PEKALONGAN, Lingkarjateng.id – Pemerintah Kabupaten (Pemkab) Pekalongan melalui Dinas Pemberdayaan Masyarakat dan Desa (PMD) menjelaskan soal Dana Desa non-earmark tahun anggaran 2025 bagi 104 desa setempat yang hingga kini belum cair.
Kepala Dinas PMD Kabupaten Pekalongan, Agus Dwi Nugroho, mengatakan bahwa sejumlah desa yang Dana Desanya belum diterima bukan karena tidak cair, melainkan karena belum tersalur akibat perubahan kebijakan di tingkat pusat.

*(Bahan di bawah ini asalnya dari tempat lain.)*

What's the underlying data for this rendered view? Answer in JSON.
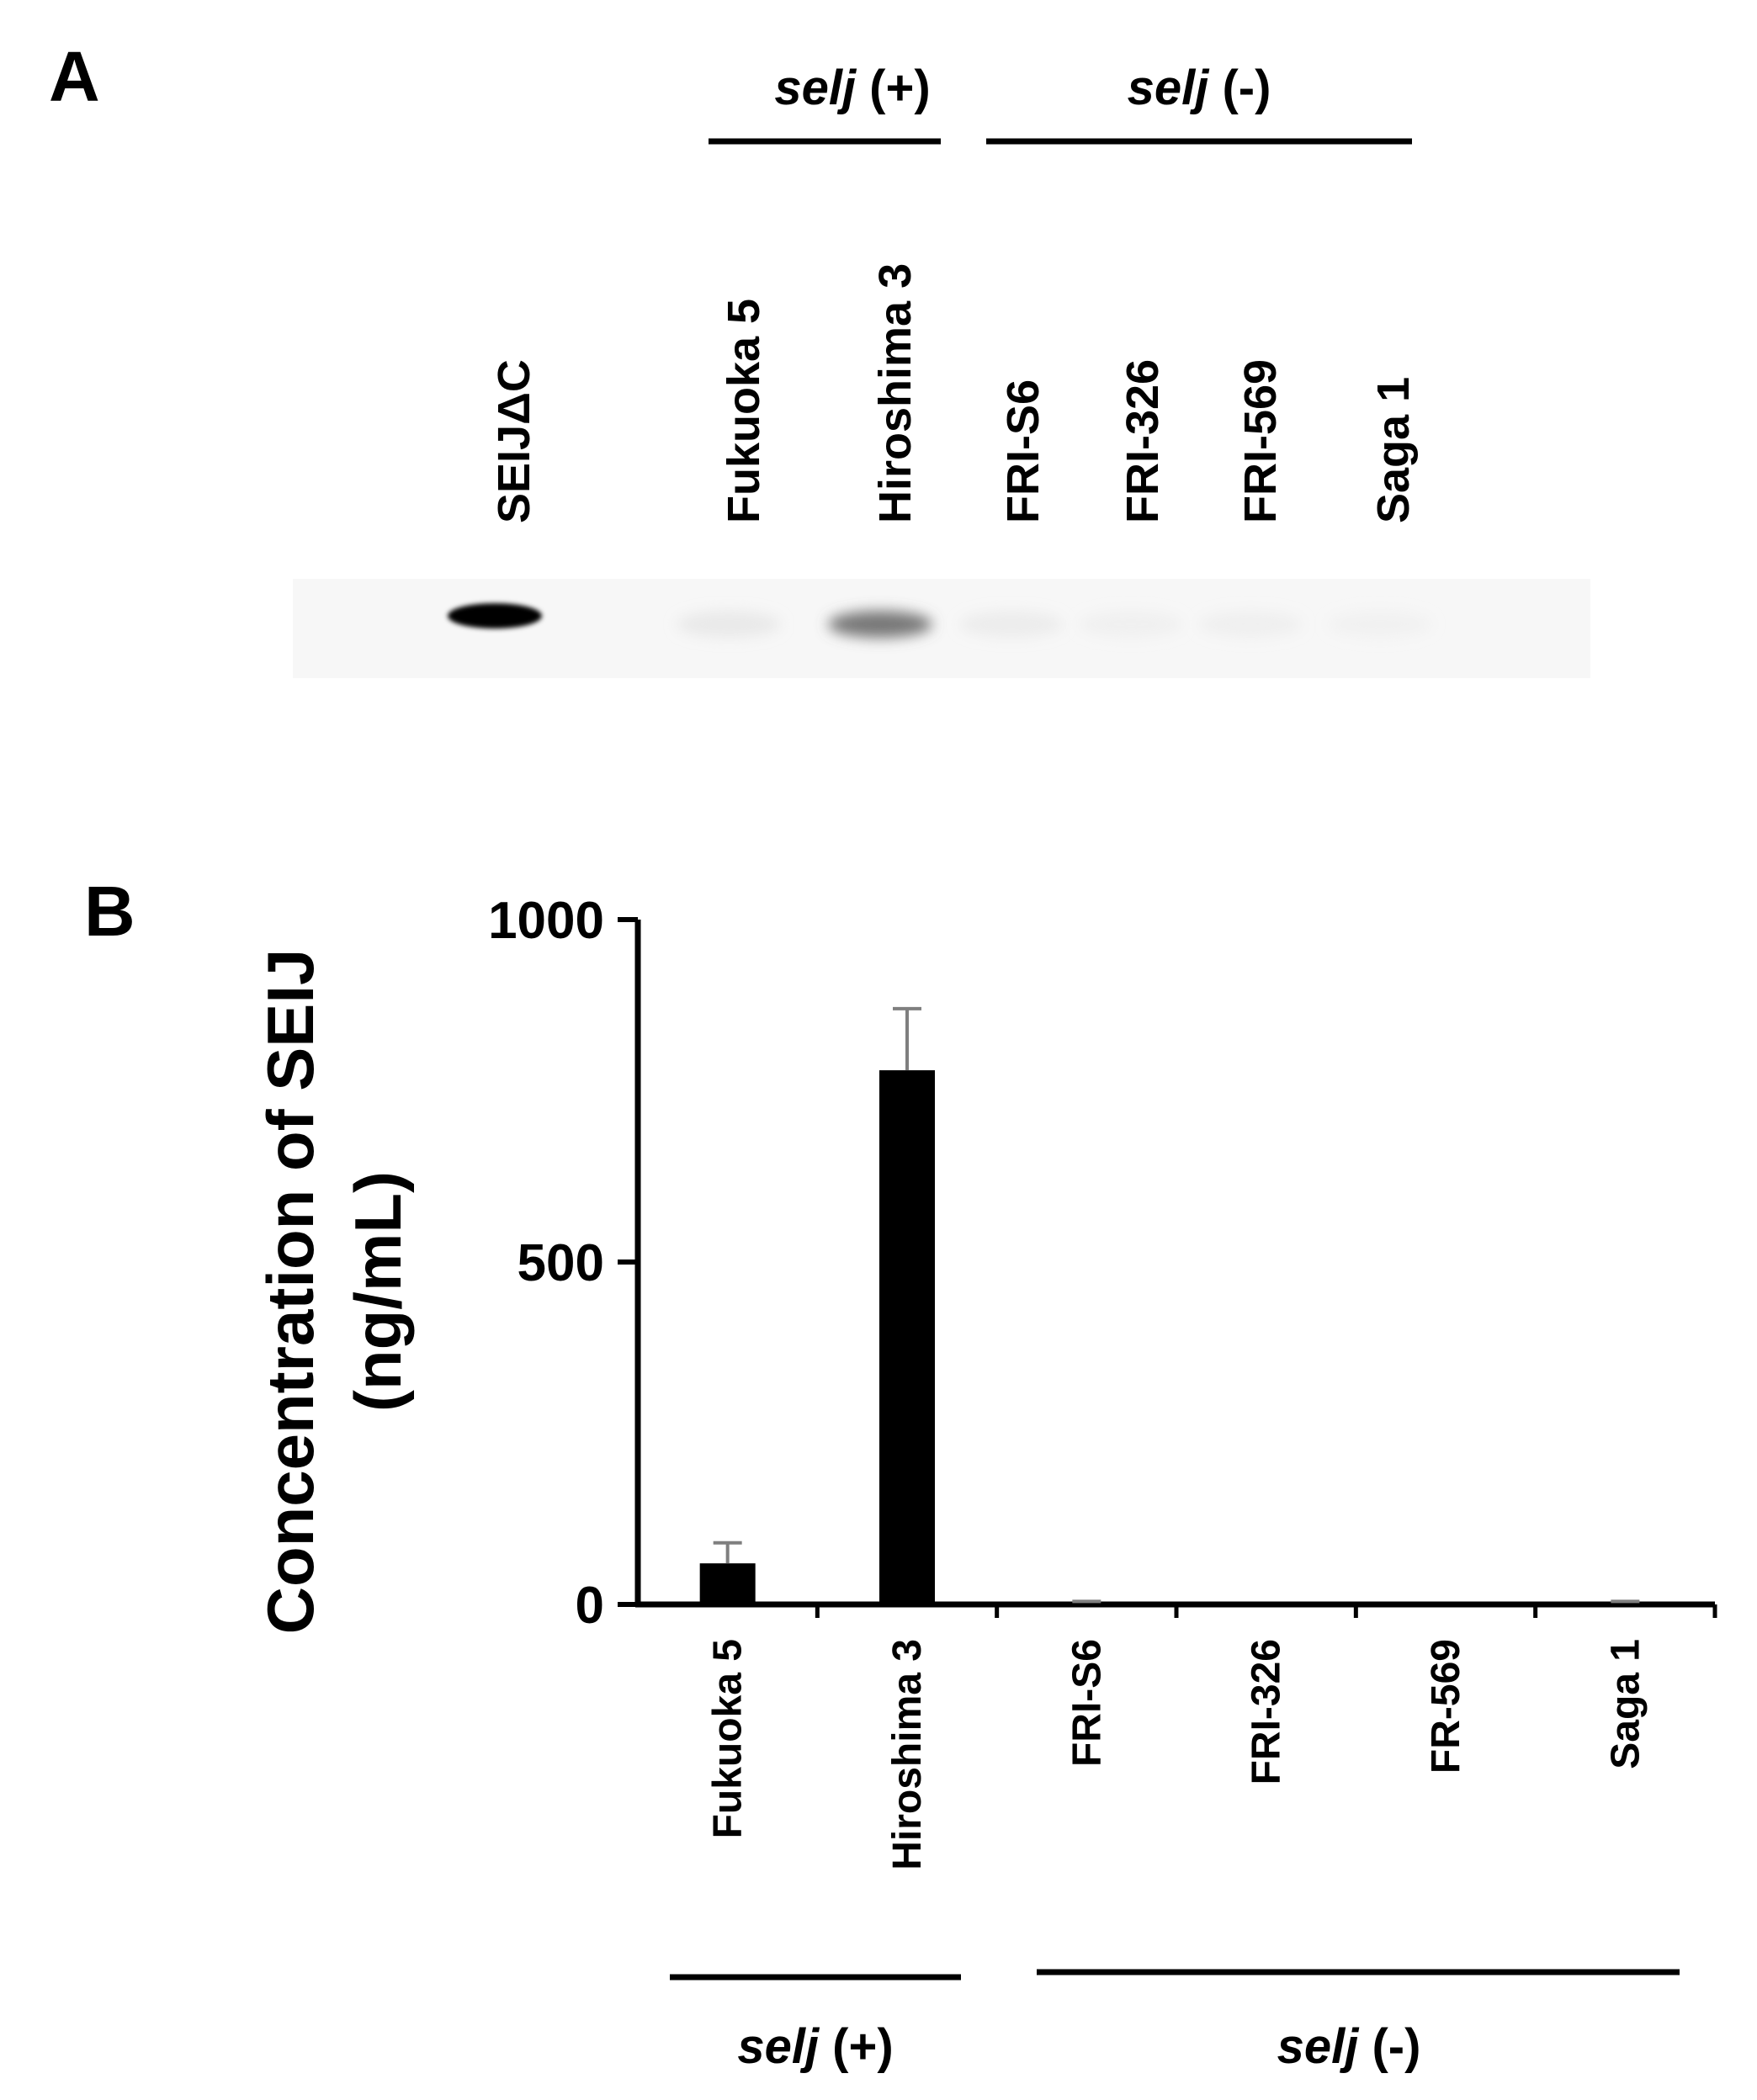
{
  "panel_a": {
    "label": "A",
    "groups": [
      {
        "gene": "selj",
        "sign": " (+)"
      },
      {
        "gene": "selj",
        "sign": " (-)"
      }
    ],
    "lanes": [
      "SEIJΔC",
      "Fukuoka 5",
      "Hiroshima 3",
      "FRI-S6",
      "FRI-326",
      "FRI-569",
      "Saga 1"
    ],
    "band_intensity": [
      1.0,
      0.08,
      0.55,
      0.06,
      0.03,
      0.04,
      0.02
    ]
  },
  "panel_b": {
    "label": "B",
    "groups": [
      {
        "gene": "selj",
        "sign": " (+)"
      },
      {
        "gene": "selj",
        "sign": " (-)"
      }
    ]
  },
  "chart_data": {
    "type": "bar",
    "title": "",
    "ylabel_lines": [
      "Concentration of SEIJ",
      "(ng/mL)"
    ],
    "xlabel": "",
    "categories": [
      "Fukuoka 5",
      "Hiroshima 3",
      "FRI-S6",
      "FRI-326",
      "FR-569",
      "Saga 1"
    ],
    "values": [
      60,
      780,
      2,
      0,
      0,
      2
    ],
    "errors": [
      30,
      90,
      0,
      0,
      0,
      0
    ],
    "ylim": [
      0,
      1000
    ],
    "yticks": [
      "0",
      "500",
      "1000"
    ],
    "bar_color": "#000000",
    "error_color": "#7f7f7f",
    "grid": false
  }
}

“Jadi gini, tahun 2025 ada 104 desa di Kabupaten Pekalongan yang dana desa non-earmark-nya tidak salur. Jadi bukan tidak cair. Semua desa sudah menyampaikan pengajuan penyaluran, tetapi dana desa non-earmark-nya ada 104 yang belum tersalur,” kata Agus saat ditemui di Stadion Bola Kedungwuni, Rabu, 7 Januari 2026.

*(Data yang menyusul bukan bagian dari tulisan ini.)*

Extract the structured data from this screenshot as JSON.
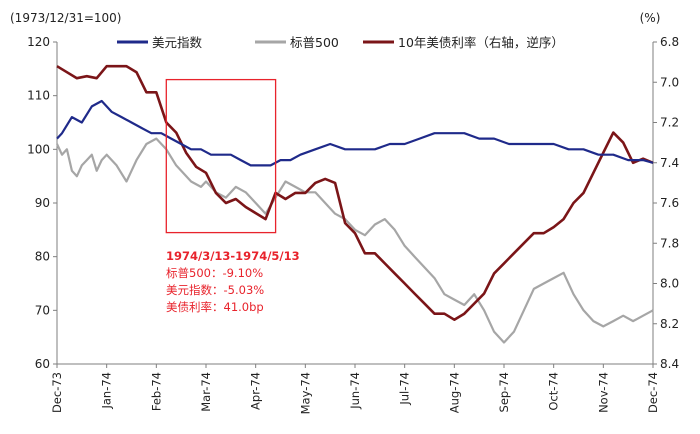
{
  "chart_data": {
    "type": "line",
    "left_unit_label": "(1973/12/31=100)",
    "right_unit_label": "(%)",
    "x_ticks": [
      "Dec-73",
      "Jan-74",
      "Feb-74",
      "Mar-74",
      "Apr-74",
      "May-74",
      "Jun-74",
      "Jul-74",
      "Aug-74",
      "Sep-74",
      "Oct-74",
      "Nov-74",
      "Dec-74"
    ],
    "y_left": {
      "ticks": [
        "60",
        "70",
        "80",
        "90",
        "100",
        "110",
        "120"
      ],
      "min": 60,
      "max": 120
    },
    "y_right": {
      "ticks": [
        "6.8",
        "7.0",
        "7.2",
        "7.4",
        "7.6",
        "7.8",
        "8.0",
        "8.2",
        "8.4"
      ],
      "min": 6.8,
      "max": 8.4,
      "inverted": true
    },
    "grid": false,
    "legend_position": "top",
    "series": [
      {
        "name": "美元指数",
        "axis": "left",
        "color": "#1f2a8a",
        "x": [
          0,
          0.1,
          0.3,
          0.5,
          0.7,
          0.9,
          1.1,
          1.3,
          1.5,
          1.7,
          1.9,
          2.1,
          2.3,
          2.5,
          2.7,
          2.9,
          3.1,
          3.3,
          3.5,
          3.7,
          3.9,
          4.1,
          4.3,
          4.5,
          4.7,
          4.9,
          5.2,
          5.5,
          5.8,
          6.1,
          6.4,
          6.7,
          7.0,
          7.3,
          7.6,
          7.9,
          8.2,
          8.5,
          8.8,
          9.1,
          9.4,
          9.7,
          10.0,
          10.3,
          10.6,
          10.9,
          11.2,
          11.5,
          11.8,
          12.0
        ],
        "values": [
          102,
          103,
          106,
          105,
          108,
          109,
          107,
          106,
          105,
          104,
          103,
          103,
          102,
          101,
          100,
          100,
          99,
          99,
          99,
          98,
          97,
          97,
          97,
          98,
          98,
          99,
          100,
          101,
          100,
          100,
          100,
          101,
          101,
          102,
          103,
          103,
          103,
          102,
          102,
          101,
          101,
          101,
          101,
          100,
          100,
          99,
          99,
          98,
          98,
          97.5
        ]
      },
      {
        "name": "标普500",
        "axis": "left",
        "color": "#a6a6a6",
        "x": [
          0,
          0.1,
          0.2,
          0.3,
          0.4,
          0.5,
          0.6,
          0.7,
          0.8,
          0.9,
          1.0,
          1.2,
          1.4,
          1.5,
          1.6,
          1.8,
          2.0,
          2.2,
          2.4,
          2.5,
          2.7,
          2.9,
          3.0,
          3.2,
          3.4,
          3.6,
          3.8,
          4.0,
          4.2,
          4.4,
          4.6,
          4.8,
          5.0,
          5.2,
          5.4,
          5.6,
          5.8,
          6.0,
          6.2,
          6.4,
          6.6,
          6.8,
          7.0,
          7.2,
          7.4,
          7.6,
          7.8,
          8.0,
          8.2,
          8.4,
          8.6,
          8.8,
          9.0,
          9.2,
          9.4,
          9.6,
          9.8,
          10.0,
          10.2,
          10.4,
          10.6,
          10.8,
          11.0,
          11.2,
          11.4,
          11.6,
          11.8,
          12.0
        ],
        "values": [
          101,
          99,
          100,
          96,
          95,
          97,
          98,
          99,
          96,
          98,
          99,
          97,
          94,
          96,
          98,
          101,
          102,
          100,
          97,
          96,
          94,
          93,
          94,
          92,
          91,
          93,
          92,
          90,
          88,
          91,
          94,
          93,
          92,
          92,
          90,
          88,
          87,
          85,
          84,
          86,
          87,
          85,
          82,
          80,
          78,
          76,
          73,
          72,
          71,
          73,
          70,
          66,
          64,
          66,
          70,
          74,
          75,
          76,
          77,
          73,
          70,
          68,
          67,
          68,
          69,
          68,
          69,
          70
        ]
      },
      {
        "name": "10年美债利率（右轴，逆序）",
        "axis": "right",
        "color": "#7b1518",
        "x": [
          0,
          0.2,
          0.4,
          0.6,
          0.8,
          1.0,
          1.2,
          1.4,
          1.6,
          1.8,
          2.0,
          2.2,
          2.4,
          2.6,
          2.8,
          3.0,
          3.2,
          3.4,
          3.6,
          3.8,
          4.0,
          4.2,
          4.4,
          4.6,
          4.8,
          5.0,
          5.2,
          5.4,
          5.6,
          5.8,
          6.0,
          6.2,
          6.4,
          6.6,
          6.8,
          7.0,
          7.2,
          7.4,
          7.6,
          7.8,
          8.0,
          8.2,
          8.4,
          8.6,
          8.8,
          9.0,
          9.2,
          9.4,
          9.6,
          9.8,
          10.0,
          10.2,
          10.4,
          10.6,
          10.8,
          11.0,
          11.2,
          11.4,
          11.6,
          11.8,
          12.0
        ],
        "values": [
          6.92,
          6.95,
          6.98,
          6.97,
          6.98,
          6.92,
          6.92,
          6.92,
          6.95,
          7.05,
          7.05,
          7.2,
          7.25,
          7.35,
          7.42,
          7.45,
          7.55,
          7.6,
          7.58,
          7.62,
          7.65,
          7.68,
          7.55,
          7.58,
          7.55,
          7.55,
          7.5,
          7.48,
          7.5,
          7.7,
          7.75,
          7.85,
          7.85,
          7.9,
          7.95,
          8.0,
          8.05,
          8.1,
          8.15,
          8.15,
          8.18,
          8.15,
          8.1,
          8.05,
          7.95,
          7.9,
          7.85,
          7.8,
          7.75,
          7.75,
          7.72,
          7.68,
          7.6,
          7.55,
          7.45,
          7.35,
          7.25,
          7.3,
          7.4,
          7.38,
          7.4
        ]
      }
    ],
    "annotation": {
      "lines": [
        "1974/3/13-1974/5/13",
        "标普500：-9.10%",
        "美元指数：-5.03%",
        "美债利率：41.0bp"
      ],
      "highlight_x_range": [
        2.2,
        4.4
      ],
      "highlight_left_range": [
        84.5,
        113
      ],
      "color": "#e8232c"
    }
  }
}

Agus menegaskan, kondisi tersebut bukan disebabkan oleh kesalahan pemerintah desa karena seluruh persyaratan penyaluran telah dipenuhi.
“Kalau menurut kami, bukan kesalahan Desa. Karena desa sudah memenuhi syarat penyalurannya. Mungkin karena ada perubahan kebijakan yang tertuang di PMK, sehingga dana desa non-earmark itu memang tidak tersalur ke sekitar 104 desa tersebut,” ujarnya.
Ia kemudian menjelaskan perbedaan antara Dana Desa earmark dan non-earmark. Menurutnya, perbedaan skema tersebut berpengaruh terhadap mekanisme penyaluran.
“Non-earmark itu dana desa yang tidak ditentukan penggunaannya. Kalau yang earmark, itu kan sudah ditentukan, misalnya untuk BLT berapa persen, ketahanan pangan 20 persen, dan sebagainya. Kalau yang non-earmark, itu yang tidak disebutkan penggunaannya secara spesifik di PMK,” jelasnya.
Ia berharap masyarakat dan kepala desa dapat menyikapi dinamika regulasi tersebut.
“Jadi kami berharap warga bisa menyikapi hal ini dengan arif dan bijaksana. Dengan adanya dinamika regulasi ini, kita bisa menyesuaikan,” pungkasnya.